In realtà, noi viviamo al punto di intersezione di molteplici determinismi. La mia libertà di cenare al Ritz è determinata dal limite di credito concessomi, così come la mia libertà di sollevare un braccio è condizionata da una miopatia o da un mero blocco della spalla. Per ogni azione che compiamo è possibile individuare cause a molteplici livelli, dagli eventi neurali precedenti, alle consuetudini culturali, fino ai limiti finanziari imposti dall’economia di mercato. La questione scientifica più importante è quindi quella di comprendere a quale livello sia opportuno cercare una causa determinante dominante. Per comprendere e auspicabilmente curare la sindrome di Alzheimer dobbiamo studiare la biochimica della proteina precursore dell’amiloide piastrinica, ma sarebbe del tutto folle cercare di spiegare le cause dell’invasione dell’Iraq nel 2002 in termini di fluttuazione dei livelli di neurotrasmissione nel cervello del Presidente Bush. Per concludere, e sintetizzare la mia posizione, noi siamo liberi di agire e di determinare il nostro destino, anche se non in situazioni di nostra scelta.”

Nel corso dello stesso festival, Michael Cazzaniga ha espresso un orientamento simile a quello di S. Rose. Nella sua relazione, egli muove dal riferimento ad una giuria popolare americana, impegnata a stabilire, in maniera inflessibile e pragmatica,  se l’imputato ha o no commesso il delitto di cui è accusato. Negli Stati Uniti raramente viene chiesto ai giurati di considerare se un imputato non è incriminabile per incapacità di intendere e di volere, e quando ascoltano una difesa di questo tipo di solito la respingono. Essi, insomma, in rapporto al contesto culturale di appartenenza, giudicano sulla base del concetto di responsabilità individuale oggettiva. Un concetto chiaro e distinto, che, però, secondo Cazzaniga, dovrà fare a breve i conti con un ostacolo legato allo sviluppo della neurobiologia. Cito integralmente:

“[Tale ostacolo] si presenta sotto forma di una domanda che non smettiamo mai di porci: noi, intesi come genere umano, siamo dotati di libero arbitrio? L’imputato ha commesso quel delitto efferato per libera scelta oppure è stato un fatto inevitabile, considerando la natura del suo cervello e i suoi trascorsi?

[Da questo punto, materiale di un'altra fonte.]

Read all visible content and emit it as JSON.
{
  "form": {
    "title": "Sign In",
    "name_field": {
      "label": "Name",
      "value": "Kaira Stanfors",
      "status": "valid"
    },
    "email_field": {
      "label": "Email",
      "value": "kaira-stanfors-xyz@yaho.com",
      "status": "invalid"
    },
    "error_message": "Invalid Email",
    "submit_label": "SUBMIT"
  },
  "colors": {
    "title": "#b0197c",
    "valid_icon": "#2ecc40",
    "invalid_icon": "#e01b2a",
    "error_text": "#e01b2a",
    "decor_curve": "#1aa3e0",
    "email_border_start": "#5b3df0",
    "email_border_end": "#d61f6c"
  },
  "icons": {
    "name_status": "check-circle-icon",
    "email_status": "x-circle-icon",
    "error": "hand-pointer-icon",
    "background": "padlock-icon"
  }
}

Oggi sappiamo che i cambiamenti nel cervello sono allo stesso tempo necessari e sufficienti per modificare la mente. Da pochi anni esiste addirittura un nuovo settore di ricerche, le neuroscienze cognitive, che si prefigge di studiare i meccanismi [che sottendono i comportamenti, compresi quelli criminali]. In virtù di questa realtà, molte persone si riscoprono ad interrogarsi su vecchi ritornelli, come il libero arbitrio e la responsabilità personale. In sostanza, secondo la logica, il cervello, un’entità fisica soggetta alle regole del mondo fisico, determina la mente. Ma il mondo fisico è determinato e dunque lo sarà anche il nostro cervello. Se quest’ultimo è determinato, allora vanno sciolti questi interrogativi: anche i pensieri che scaturiscono dalla mente sono determinati’ E il libero arbitrio, che a noi sembra di vivere in prima persona, è una pia illusione? E, nel caso in cui lo sia, dovremo rivedere il concetto di responsabilità personale delle nostre azioni? Sono dilemmi che da decenni turbano il sonno dei filosofi. Tuttavia con l’imaging cerebrale, i neuroscienziati possono indagare questi problemi, e cresce sempre più nel mondo giuridico l’esigenza di una risposta...

Gli studi [sinora effettuati] ci dicono che, nel momento in cui viviamo l’esperienza cosciente di qualcosa, il cervello ha già svolto il suo lavoro; che quando siamo consapevoli di prendere una decisione, il cervello l’ha già fatta accadere. E noi? Siamo tenuti all’oscuro? Una cosa è preoccuparsi della minore responsabilità dovuta a incapacità di intendere e di volere oppure ad una patologia cerebrale, ma il fatto è che oggi anche una persona normale sembra intrappolata nel determinismo. Dovremo rinunciare al concetto di responsabilità personale? Non credo. Andrà piuttosto operata la distinzione tra cervello, mente e persona.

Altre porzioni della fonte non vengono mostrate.